La surface de ce greffon va dépendre de la dimension du pavillon auriculaire qui est variable selon les sujets, mais en général la quantité est intéressante pour être utilisée dans le cadre d’une septorhinoplastie. Si cette quantité était insuffisante, il est bien sûr possible de prélever au niveau de l’autre pavillon d’oreille. Cette greffe de cartilage est courbe, ce qui peut présenter un avantage mais, dans certaines situations, un inconvénient, et ce d’autant qu’elle est difficile à travailler dans la presse à cartilage. On peut combattre cette courbure en suturant deux pièces l’une sur l’autre par leur face convexe. Cela a aussi pour avantage d’augmenter l’épaisseur de ce greffon quand c’est nécessaire. Il faut par ailleurs insister sur l’importance de prélever le périchondre en même temps que le cartilage afin d’assurer une meilleure tenue de la structure lors du travail de façonnage [3] (fig. 11.3).
Cartilage du tragus
Il est possible de prélever le cartilage du tragus par une voie d’accès située juste en arrière du bord libre du tragus afin de minimiser la rançon cicatricielle (fig. 11.4). On dissèque alors à la face postérieure du tragus et il est possible de prélever soit uniquement du périchondre, si on veut l’utiliser dans les techniques de resurfaçage ou de camouflage, soit le périchondre et le cartilage lui-même dans la partie profonde en conservant la partie la plus superficielle qui est en continuité avec l’incisure intertragienne afin qu’il n’y ait pas de séquelle visible du site donneur. La quantité de cartilage que l’on peut obtenir est limitée, mais elle peut être intéressante notamment pour le comblement de petite dépression sus-lobulaire [4].
Cartilage costal
Le cartilage costal est un matériau extrêmement intéressant que l’on peut proposer dans des cas particuliers de rhinoplastie d’augmentation.
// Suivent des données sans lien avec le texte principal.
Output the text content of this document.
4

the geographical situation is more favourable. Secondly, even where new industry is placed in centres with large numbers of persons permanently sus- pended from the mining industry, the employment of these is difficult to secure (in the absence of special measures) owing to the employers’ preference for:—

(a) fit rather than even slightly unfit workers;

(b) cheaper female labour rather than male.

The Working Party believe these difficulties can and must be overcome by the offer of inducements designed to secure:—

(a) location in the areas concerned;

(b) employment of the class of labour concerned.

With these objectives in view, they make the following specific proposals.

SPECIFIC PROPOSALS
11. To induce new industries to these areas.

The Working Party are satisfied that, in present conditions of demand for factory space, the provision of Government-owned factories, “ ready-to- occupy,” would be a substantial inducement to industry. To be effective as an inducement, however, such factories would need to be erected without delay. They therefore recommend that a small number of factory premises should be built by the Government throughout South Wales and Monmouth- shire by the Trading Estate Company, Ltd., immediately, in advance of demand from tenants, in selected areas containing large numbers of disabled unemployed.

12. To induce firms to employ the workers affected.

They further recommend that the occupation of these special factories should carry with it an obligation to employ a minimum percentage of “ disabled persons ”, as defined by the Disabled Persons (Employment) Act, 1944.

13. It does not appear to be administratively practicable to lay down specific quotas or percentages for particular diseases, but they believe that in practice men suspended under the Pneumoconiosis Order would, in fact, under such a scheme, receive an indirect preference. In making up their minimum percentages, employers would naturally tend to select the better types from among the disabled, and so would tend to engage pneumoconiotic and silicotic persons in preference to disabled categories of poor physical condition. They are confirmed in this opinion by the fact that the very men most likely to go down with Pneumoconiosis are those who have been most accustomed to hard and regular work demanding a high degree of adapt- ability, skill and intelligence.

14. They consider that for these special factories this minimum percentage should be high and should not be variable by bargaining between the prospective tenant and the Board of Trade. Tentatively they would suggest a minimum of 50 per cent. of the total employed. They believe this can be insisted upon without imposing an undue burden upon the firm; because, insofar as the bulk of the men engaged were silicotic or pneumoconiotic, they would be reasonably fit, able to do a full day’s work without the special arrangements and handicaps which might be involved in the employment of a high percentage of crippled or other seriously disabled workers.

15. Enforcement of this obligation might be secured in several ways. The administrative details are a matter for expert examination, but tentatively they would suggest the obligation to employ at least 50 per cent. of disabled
Le prélèvement s’effectue au niveau de la zone de jonction entre la 7e et la 8e côte habituellement (fig. 11.5A). Il y a à ce niveau une synchondrose qui est souvent assez large et autorise un prélèvement conséquent de cartilage costal ayant une largeur et une épaisseur très bien adaptées aux rhinoplasties d’augmentation où il y a un déficit important. Le travail de ces pièces cartilagineuses s’effectue facilement, en général au bistouri lame 15 et lame 23. Cette technique se prête notamment volontiers à la réalisation d’attelle columellodorsale (fig. 11.5B). La technique de fixation en tenon–mortaise maintenue par des fils d’acier ou de Prolène permet d’obtenir un montage particulièrement solide [5,6] (fig. 11.5C). L’avantage de ce greffon cartilagineux est la quasi-absence de résorption dans le temps, comme on a pu s’en rendre compte dans les techniques de reconstruction du pavillon auriculaire. Les inconvénients sont les séquelles du site donneur, notamment la douleur postopératoire qui peut être assez importante pendant quelques jours, et la cicatrice de la région thoracique qu’il faut particulièrement soigner en postopératoire, mais qui peut malgré cela être à tendance hypertrophique voire chéloïdienne.